Boulware, Ilsman, and the cabby stood looking at the lake, eating oranges.

An hour later a small European station wagon came tearing along the road and screeched to a halt. Charlie jumped out.

Boulware gave the driver from Aadana five hundred dollars, then got into the new taxi with Ilsman and Charlie and drove off, leaving the Chevrolet beside the lake, looking like a beached whale.

The new driver went like the wind, and by midday they were in Van, on the eastern shore of the lake. Van was a small town, with brick buildings in the center and mud-hut suburbs. Ilsman directed the driver to the home of a cousin of Mr. Fish.

They paid their driver and went in. Ilsman got into a long discussion with Mr. Fish's cousin. Boulware sat in the living room, listening but not understanding, impatient to get moving. After an hour he said to Charlie: 'Listen, let's just get another cab. We don't need the cousin.'

'It's a very bad place between here and the border,' Charlie said. 'We're foreigners, we need protection.'

Boulware forced himself to be patient.

At last Ilsman shook hands with Mr. Fish's cousin and Charlie said: 'His sons will take us to the border.'

There were two sons and two cars.

They drove up into the mountains. Boulware saw no sign of the dangerous bandits against whom he was being protected : just snow-covered fields, scrawny goats, and a few ragged people living in hovels.

They were stopped by the police in the village of Yuksekova, a few miles from the border, and ordered into the little whitewashed police station. Ilsman showed his credentials and they were quickly released. Boulware was impressed : maybe Ilsman really was with the Turkish equivalent of the CIA.

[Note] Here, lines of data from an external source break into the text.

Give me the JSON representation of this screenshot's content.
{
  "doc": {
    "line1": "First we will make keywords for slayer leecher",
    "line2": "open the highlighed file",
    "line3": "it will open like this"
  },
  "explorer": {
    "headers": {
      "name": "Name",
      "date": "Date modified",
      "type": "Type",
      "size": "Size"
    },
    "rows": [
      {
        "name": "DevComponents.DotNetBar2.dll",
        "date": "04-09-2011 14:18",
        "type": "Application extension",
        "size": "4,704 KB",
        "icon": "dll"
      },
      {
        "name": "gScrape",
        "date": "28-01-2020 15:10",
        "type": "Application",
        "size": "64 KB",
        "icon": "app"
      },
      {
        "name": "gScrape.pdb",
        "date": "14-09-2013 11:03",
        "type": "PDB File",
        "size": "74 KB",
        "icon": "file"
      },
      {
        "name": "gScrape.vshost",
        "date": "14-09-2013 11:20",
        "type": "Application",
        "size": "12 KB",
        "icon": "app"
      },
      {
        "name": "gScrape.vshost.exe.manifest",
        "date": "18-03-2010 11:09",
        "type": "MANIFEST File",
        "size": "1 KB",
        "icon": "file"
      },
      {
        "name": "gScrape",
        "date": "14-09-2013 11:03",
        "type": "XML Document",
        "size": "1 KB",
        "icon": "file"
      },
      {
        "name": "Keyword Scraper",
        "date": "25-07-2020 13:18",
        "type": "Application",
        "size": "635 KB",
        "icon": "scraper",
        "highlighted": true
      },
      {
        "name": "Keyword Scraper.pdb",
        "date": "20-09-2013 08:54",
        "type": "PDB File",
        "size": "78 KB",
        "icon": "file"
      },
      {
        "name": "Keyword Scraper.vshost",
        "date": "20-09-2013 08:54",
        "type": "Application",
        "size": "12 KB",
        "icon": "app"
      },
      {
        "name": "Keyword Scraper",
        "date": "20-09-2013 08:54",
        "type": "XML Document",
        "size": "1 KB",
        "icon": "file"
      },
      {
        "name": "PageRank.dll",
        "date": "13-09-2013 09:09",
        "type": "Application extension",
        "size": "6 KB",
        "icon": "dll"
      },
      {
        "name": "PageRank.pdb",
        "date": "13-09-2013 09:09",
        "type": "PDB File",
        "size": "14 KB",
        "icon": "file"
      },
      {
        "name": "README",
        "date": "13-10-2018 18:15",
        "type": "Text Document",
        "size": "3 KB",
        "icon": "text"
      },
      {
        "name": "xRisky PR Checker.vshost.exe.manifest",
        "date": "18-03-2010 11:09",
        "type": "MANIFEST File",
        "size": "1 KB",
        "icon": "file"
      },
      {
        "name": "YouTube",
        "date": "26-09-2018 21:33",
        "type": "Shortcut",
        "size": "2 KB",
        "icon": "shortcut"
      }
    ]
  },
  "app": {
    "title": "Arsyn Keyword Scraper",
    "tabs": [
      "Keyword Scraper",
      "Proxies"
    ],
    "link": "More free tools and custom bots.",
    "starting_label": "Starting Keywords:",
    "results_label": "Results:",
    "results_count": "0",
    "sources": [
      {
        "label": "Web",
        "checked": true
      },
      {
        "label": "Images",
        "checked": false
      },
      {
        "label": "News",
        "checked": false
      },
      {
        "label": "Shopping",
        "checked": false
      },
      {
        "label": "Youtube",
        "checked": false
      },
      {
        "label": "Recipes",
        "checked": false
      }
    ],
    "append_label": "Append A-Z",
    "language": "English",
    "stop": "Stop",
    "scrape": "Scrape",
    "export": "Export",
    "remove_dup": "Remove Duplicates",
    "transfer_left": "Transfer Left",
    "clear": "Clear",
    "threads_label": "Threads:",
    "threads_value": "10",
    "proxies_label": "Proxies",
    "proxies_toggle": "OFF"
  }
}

They reached the border at four o'clock on Thursday afternoon, having been on the road for twenty-four hours.

The border station was in the middle of nowhere. The guard post consisted of two wooden buildings. There was also a post office. Boulware wondered who the hell used it. Truck drivers, perhaps. Two hundred yards away, on the Iranian side, was a bigger cluster of buildings.

There was no sign of the Dirty Team.

Boulware felt angry. He had broken his neck to get here more or less on time: where the hell was Simons?

A guard came out of one of the huts and approached him, saying: 'Are you looking for the Americans?'

Boulware was surprised. The whole thing was supposed to be top secret. It looked like security had gone all to hell. 'Yes,' he said. 'I'm looking for the Americans.'

'There's a phone call for you.'

Boulware was even more surprised. 'No kidding!' The timing was phenomenal. Who the hell knew he was here?